西部方面航空隊所属の2機も、その任務を負っていた。


『こちらワスプ1、目標確認、射点に付いた』


『ワスプ2、橋の上、及び付近に敵影無し、射撃用意よし』


ワスプのコールサインを持つ2機のコブラ、照準の先には、川にかかる橋がある。

彼らの目的は橋への攻撃、ソヴィボル収容所からバスティーユ収容所橋へと掛かる橋を全て落とし、情報伝達を遅らせる事にある。


『発射』


『発射』


2機のコブラからほぼ同時に、BGM-71 TOW2B対戦車ミサイルが発射された。


1発につき2本のワイヤーがどんどん繰り出されていき、橋のど真ん中に2発が連続で命中。爆炎と共に木造の橋が崩れ落ちた。


『命中、目標は木材に戻った』


『了解。
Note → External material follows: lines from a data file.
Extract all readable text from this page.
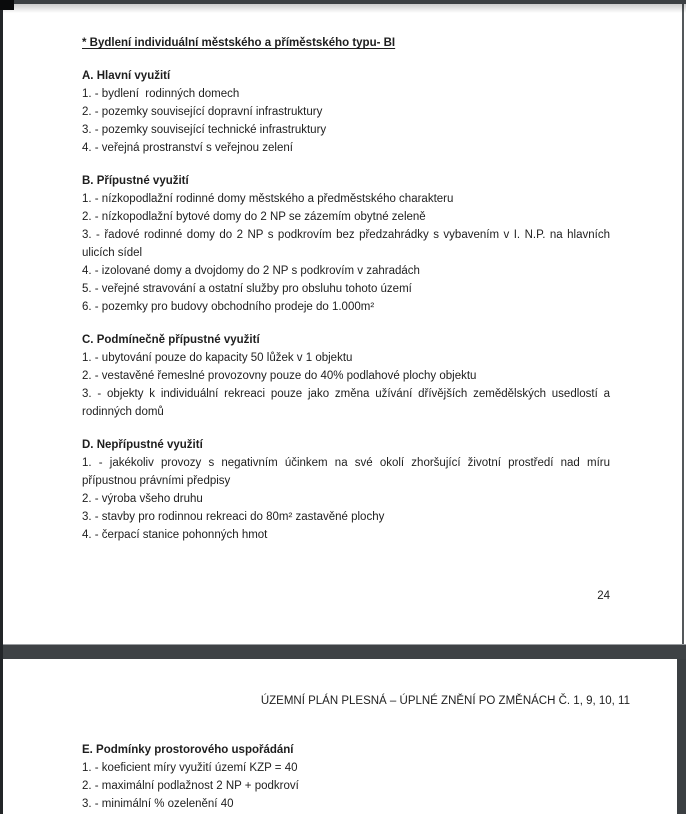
* Bydlení individuální městského a příměstského typu- BI

A. Hlavní využití

1. - bydlení  rodinných domech

2. - pozemky související dopravní infrastruktury

3. - pozemky související technické infrastruktury

4. - veřejná prostranství s veřejnou zelení

B. Přípustné využití

1. - nízkopodlažní rodinné domy městského a předměstského charakteru

2. - nízkopodlažní bytové domy do 2 NP se zázemím obytné zeleně

3. - řadové rodinné domy do 2 NP s podkrovím bez předzahrádky s vybavením v I. N.P. na hlavních ulicích sídel

4. - izolované domy a dvojdomy do 2 NP s podkrovím v zahradách

5. - veřejné stravování a ostatní služby pro obsluhu tohoto území

6. - pozemky pro budovy obchodního prodeje do 1.000m²

C. Podmínečně přípustné využití

1. - ubytování pouze do kapacity 50 lůžek v 1 objektu

2. - vestavěné řemeslné provozovny pouze do 40% podlahové plochy objektu

3. - objekty k individuální rekreaci pouze jako změna užívání dřívějších zemědělských usedlostí a rodinných domů

D. Nepřípustné využití

1. - jakékoliv provozy s negativním účinkem na své okolí zhoršující životní prostředí nad míru přípustnou právními předpisy

2. - výroba všeho druhu

3. - stavby pro rodinnou rekreaci do 80m² zastavěné plochy

4. - čerpací stanice pohonných hmot

24

ÚZEMNÍ PLÁN PLESNÁ – ÚPLNÉ ZNĚNÍ PO ZMĚNÁCH Č. 1, 9, 10, 11

E. Podmínky prostorového uspořádání

1. - koeficient míry využití území KZP = 40

2. - maximální podlažnost 2 NP + podkroví

3. - minimální % ozelenění 40
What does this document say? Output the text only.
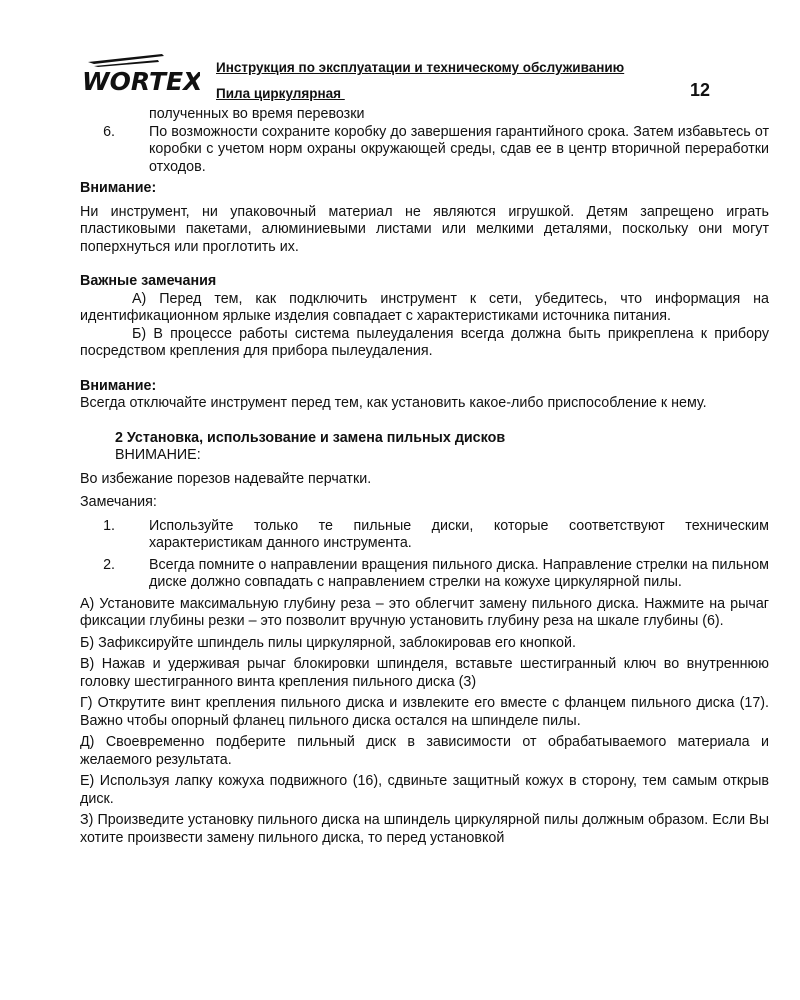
WORTEX Инструкция по эксплуатации и техническому обслуживанию
Пила циркулярная	12

полученных во время перевозки

6.	По возможности сохраните коробку до завершения гарантийного срока. Затем избавьтесь от коробки с учетом норм охраны окружающей среды, сдав ее в центр вторичной переработки отходов.

Внимание:

Ни инструмент, ни упаковочный материал не являются игрушкой. Детям запрещено играть пластиковыми пакетами, алюминиевыми листами или мелкими деталями, поскольку они могут поперхнуться или проглотить их.

Важные замечания

А) Перед тем, как подключить инструмент к сети, убедитесь, что информация на идентификационном ярлыке изделия совпадает с характеристиками источника питания.

Б) В процессе работы система пылеудаления всегда должна быть прикреплена к прибору посредством крепления для прибора пылеудаления.

Внимание:

Всегда отключайте инструмент перед тем, как установить какое-либо приспособление к нему.

2 Установка, использование и замена пильных дисков

ВНИМАНИЕ:

Во избежание порезов надевайте перчатки.

Замечания:

1.	Используйте только те пильные диски, которые соответствуют техническим характеристикам данного инструмента.
2.	Всегда помните о направлении вращения пильного диска. Направление стрелки на пильном диске должно совпадать с направлением стрелки на кожухе циркулярной пилы.

А) Установите максимальную глубину реза – это облегчит замену пильного диска. Нажмите на рычаг фиксации глубины резки – это позволит вручную установить глубину реза на шкале глубины (6).

Б) Зафиксируйте шпиндель пилы циркулярной, заблокировав его кнопкой.

В) Нажав и удерживая рычаг блокировки шпинделя, вставьте шестигранный ключ во внутреннюю головку шестигранного винта крепления пильного диска (3)

Г) Открутите винт крепления пильного диска и извлеките его вместе с фланцем пильного диска (17). Важно чтобы опорный фланец пильного диска остался на шпинделе пилы.

Д) Своевременно подберите пильный диск в зависимости от обрабатываемого материала и желаемого результата.

Е) Используя лапку кожуха подвижного (16), сдвиньте защитный кожух в сторону, тем самым открыв диск.

З) Произведите установку пильного диска на шпиндель циркулярной пилы должным образом. Если Вы хотите произвести замену пильного диска, то перед установкой
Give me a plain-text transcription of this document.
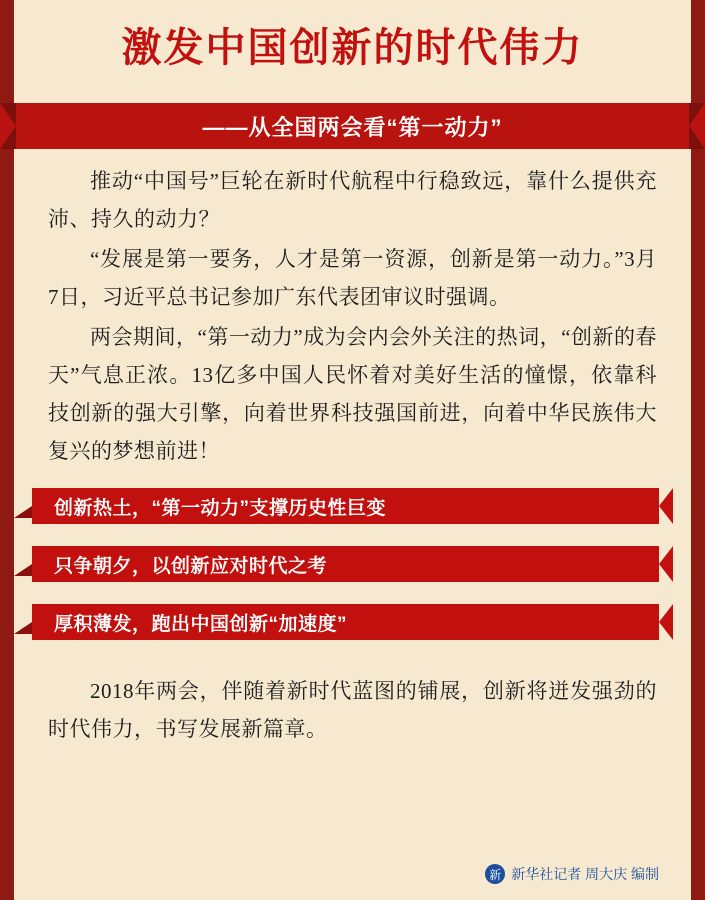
激发中国创新的时代伟力
——从全国两会看“第一动力”

推动“中国号”巨轮在新时代航程中行稳致远，靠什么提供充沛、持久的动力？

“发展是第一要务，人才是第一资源，创新是第一动力。”3月7日，习近平总书记参加广东代表团审议时强调。

两会期间，“第一动力”成为会内会外关注的热词，“创新的春天”气息正浓。13亿多中国人民怀着对美好生活的憧憬，依靠科技创新的强大引擎，向着世界科技强国前进，向着中华民族伟大复兴的梦想前进！

创新热土，“第一动力”支撑历史性巨变
只争朝夕，以创新应对时代之考
厚积薄发，跑出中国创新“加速度”

2018年两会，伴随着新时代蓝图的铺展，创新将迸发强劲的时代伟力，书写发展新篇章。

新 新华社记者 周大庆 编制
次弾、奥の煉瓦の橋』


『……照準完了、いつでも撃てます』


『発射用意……発射』


ランチャーチューブからTOW2Bが再び踊り出て加速、頑丈に作られた煉瓦の橋に次々と命中、ワスプ1と2がランチャーのミサイルを撃ち尽くす頃には橋は瓦礫となり、橋脚も含めて完全に破壊されていた。


『目標の破壊を確認、コンプリートミッション、RTB』


『2』


西部方面隊の飛行隊だけでは無い。本部部隊から来ている2機のAH-64Eガーディアン・アパッチも同じ任務を帯びていた。

1機あたり16発ものヘルファイア対戦車ミサイルを搭載したAH-64Eは、作戦範囲内の橋という橋にTOWより遥かに遠距離からミサイルを叩き込んで破壊して行く。


人がいない橋には問答無用で、人がいる橋には接近して人を遠ざけてからミサイルで叩き込んだ。


これでソヴィボルからバスティーユまでの陸路を全て破壊したと言ってもいいだろう。


次は空路、敵の翼竜(ワイバーン)部隊の伝令や情報路を遮断する段階だ。